Dr. Mariana Velasco Rivera

Dr. Mariana Velasco Rivera was a postdoctoral research fellow under the Alexander von Humboldt Chair of Comparative Constitutionalism held by Prof. Dr. Ran Hirschl at the University of Göttingen and a guest researcher at the Max Planck Fellow Group in Comparative Constitutionalism.


CV

Dr. Velasco Rivera holds a J.S.D. (expected 2019) and an LL.M. from Yale Law School, and an LL.B. from Instituto Tecnológico Autónomo de México (ITAM). In 2016-2017 she was a Yale Fox International Fellow and a visiting researcher at the Center for Global Constitutionalism at the WZB Berlin Social Science Center. From 2010 to 2014 she clerked at the Mexican Supreme Court and was a teaching assistant at Centro de Investigación y Docencia Económicas (CIDE).


Research Interests

Dr. Velasco Rivera’s research interests include comparative constitutional law and politics as well as constitutional theory.

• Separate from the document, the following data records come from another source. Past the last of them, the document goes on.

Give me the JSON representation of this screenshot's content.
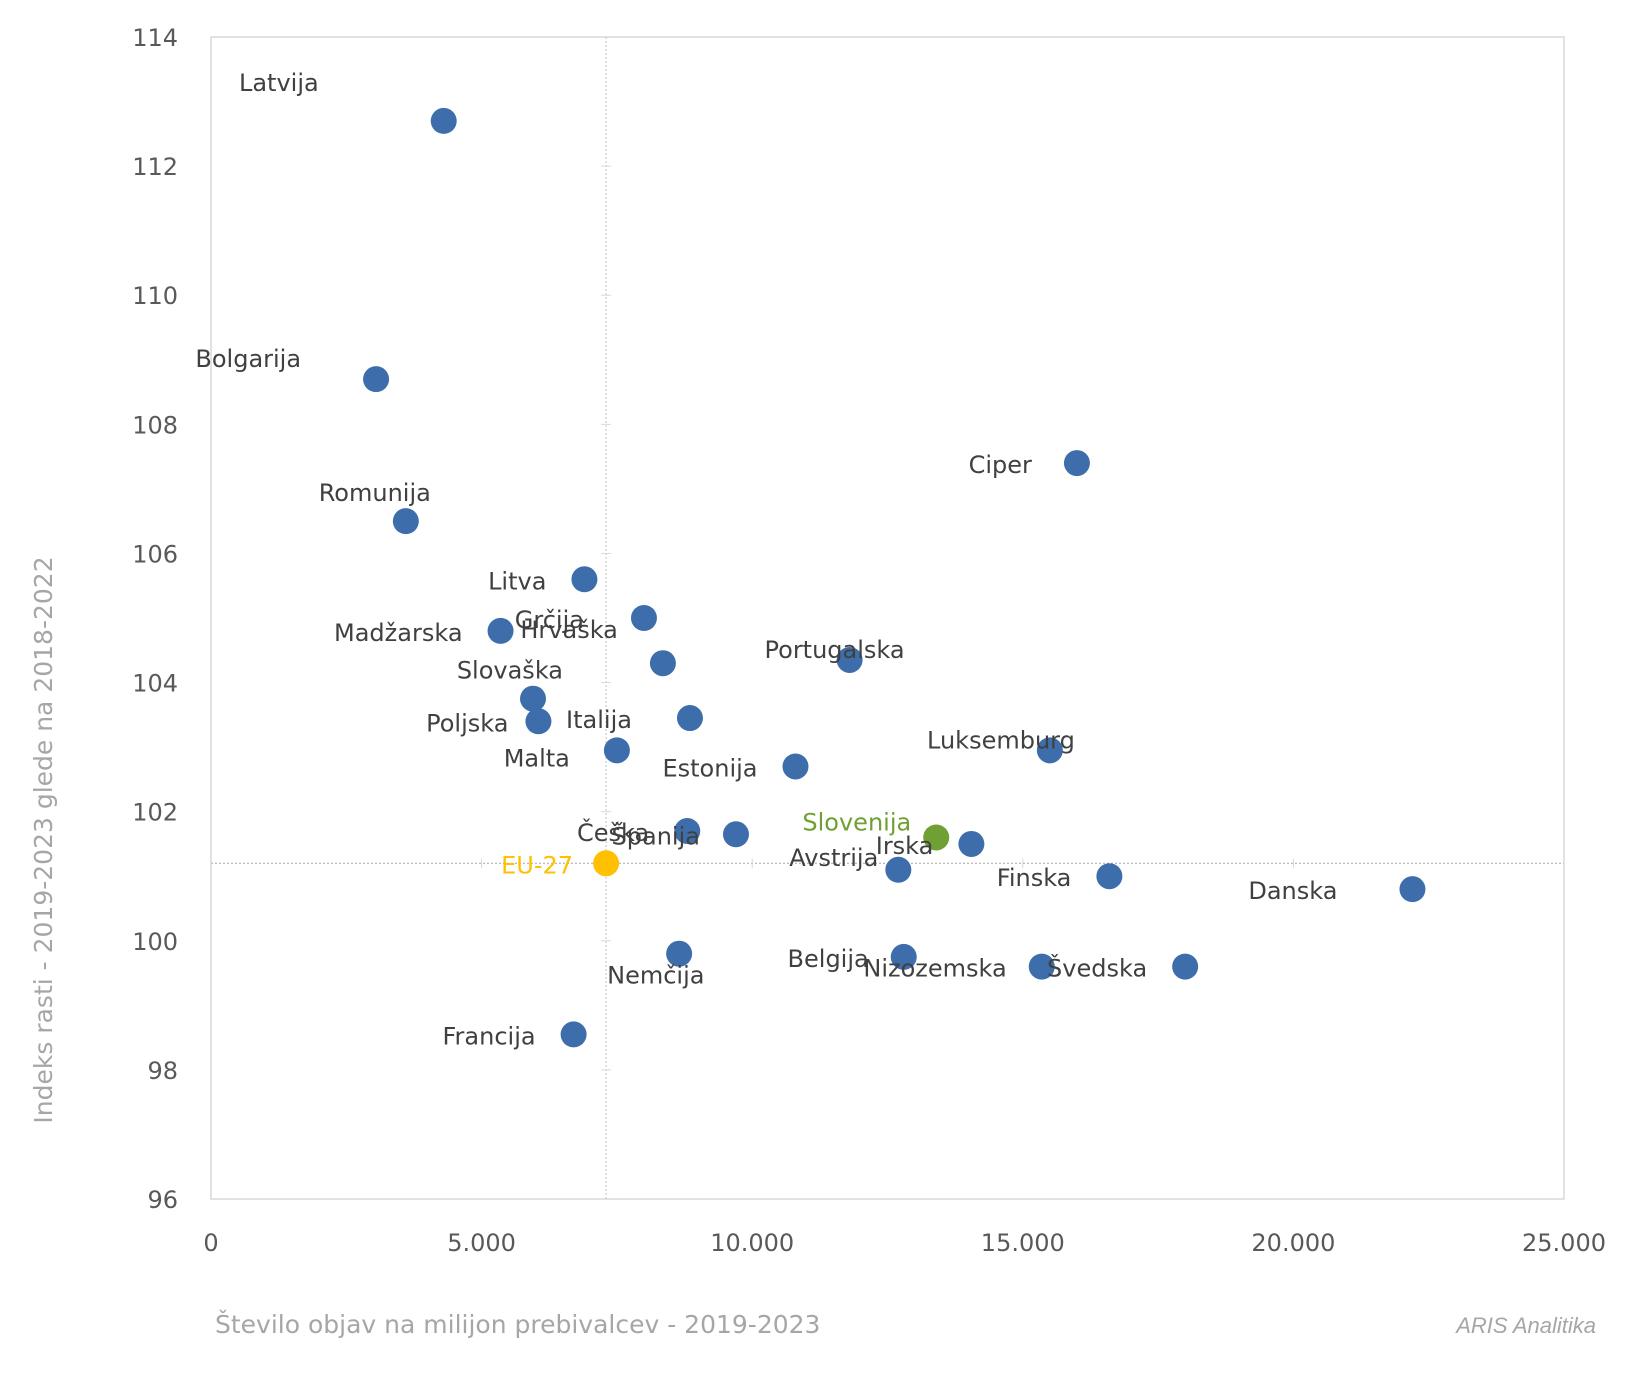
{
  "chart_data": {
    "type": "scatter",
    "title": "",
    "xlabel": "Število objav na milijon prebivalcev - 2019-2023",
    "ylabel": "Indeks rasti - 2019-2023 glede na 2018-2022",
    "xlim": [
      0,
      25000
    ],
    "ylim": [
      96,
      114
    ],
    "x_ticks": [
      "0",
      "5.000",
      "10.000",
      "15.000",
      "20.000",
      "25.000"
    ],
    "y_ticks": [
      "96",
      "98",
      "100",
      "102",
      "104",
      "106",
      "108",
      "110",
      "112",
      "114"
    ],
    "grid": false,
    "reference_lines": {
      "x": 7300,
      "y": 101.2
    },
    "colors": {
      "country": "#3d6eab",
      "slovenia": "#70a033",
      "eu": "#ffc000"
    },
    "points": [
      {
        "label": "Latvija",
        "x": 4300,
        "y": 112.7,
        "group": "country"
      },
      {
        "label": "Bolgarija",
        "x": 3050,
        "y": 108.7,
        "group": "country"
      },
      {
        "label": "Romunija",
        "x": 3600,
        "y": 106.5,
        "group": "country"
      },
      {
        "label": "Ciper",
        "x": 16000,
        "y": 107.4,
        "group": "country"
      },
      {
        "label": "Litva",
        "x": 6900,
        "y": 105.6,
        "group": "country"
      },
      {
        "label": "Grčija",
        "x": 8000,
        "y": 105.0,
        "group": "country"
      },
      {
        "label": "Madžarska",
        "x": 5350,
        "y": 104.8,
        "group": "country"
      },
      {
        "label": "Hrvaška",
        "x": 8350,
        "y": 104.3,
        "group": "country"
      },
      {
        "label": "Portugalska",
        "x": 11800,
        "y": 104.35,
        "group": "country"
      },
      {
        "label": "Slovaška",
        "x": 5950,
        "y": 103.75,
        "group": "country"
      },
      {
        "label": "Poljska",
        "x": 6050,
        "y": 103.4,
        "group": "country"
      },
      {
        "label": "Italija",
        "x": 8850,
        "y": 103.45,
        "group": "country"
      },
      {
        "label": "Malta",
        "x": 7500,
        "y": 102.95,
        "group": "country"
      },
      {
        "label": "Estonija",
        "x": 10800,
        "y": 102.7,
        "group": "country"
      },
      {
        "label": "Luksemburg",
        "x": 15500,
        "y": 102.95,
        "group": "country"
      },
      {
        "label": "Češka",
        "x": 8800,
        "y": 101.7,
        "group": "country"
      },
      {
        "label": "Španija",
        "x": 9700,
        "y": 101.65,
        "group": "country"
      },
      {
        "label": "Slovenija",
        "x": 13400,
        "y": 101.6,
        "group": "slovenia"
      },
      {
        "label": "Irska",
        "x": 14050,
        "y": 101.5,
        "group": "country"
      },
      {
        "label": "Avstrija",
        "x": 12700,
        "y": 101.1,
        "group": "country"
      },
      {
        "label": "EU-27",
        "x": 7300,
        "y": 101.2,
        "group": "eu"
      },
      {
        "label": "Finska",
        "x": 16600,
        "y": 101.0,
        "group": "country"
      },
      {
        "label": "Danska",
        "x": 22200,
        "y": 100.8,
        "group": "country"
      },
      {
        "label": "Nemčija",
        "x": 8650,
        "y": 99.8,
        "group": "country"
      },
      {
        "label": "Belgija",
        "x": 12800,
        "y": 99.75,
        "group": "country"
      },
      {
        "label": "Nizozemska",
        "x": 15350,
        "y": 99.6,
        "group": "country"
      },
      {
        "label": "Švedska",
        "x": 18000,
        "y": 99.6,
        "group": "country"
      },
      {
        "label": "Francija",
        "x": 6700,
        "y": 98.55,
        "group": "country"
      }
    ]
  },
  "credit": "ARIS Analitika"
}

In her doctoral dissertation, she developed a theory of constitutional change that explains the reasons for Mexico’s high formal amendment rate between 1917 and 2017. Said theory is based on the notion of the political construction of amendment difficulty. This notion’s core idea is that amendment difficulty is not institutionally determined, but that it depends on factors such as the party system, constitutional culture, and decisions by key political actors.

Her current research is focused on applying her theory of constitutional change to different case studies such as the United States.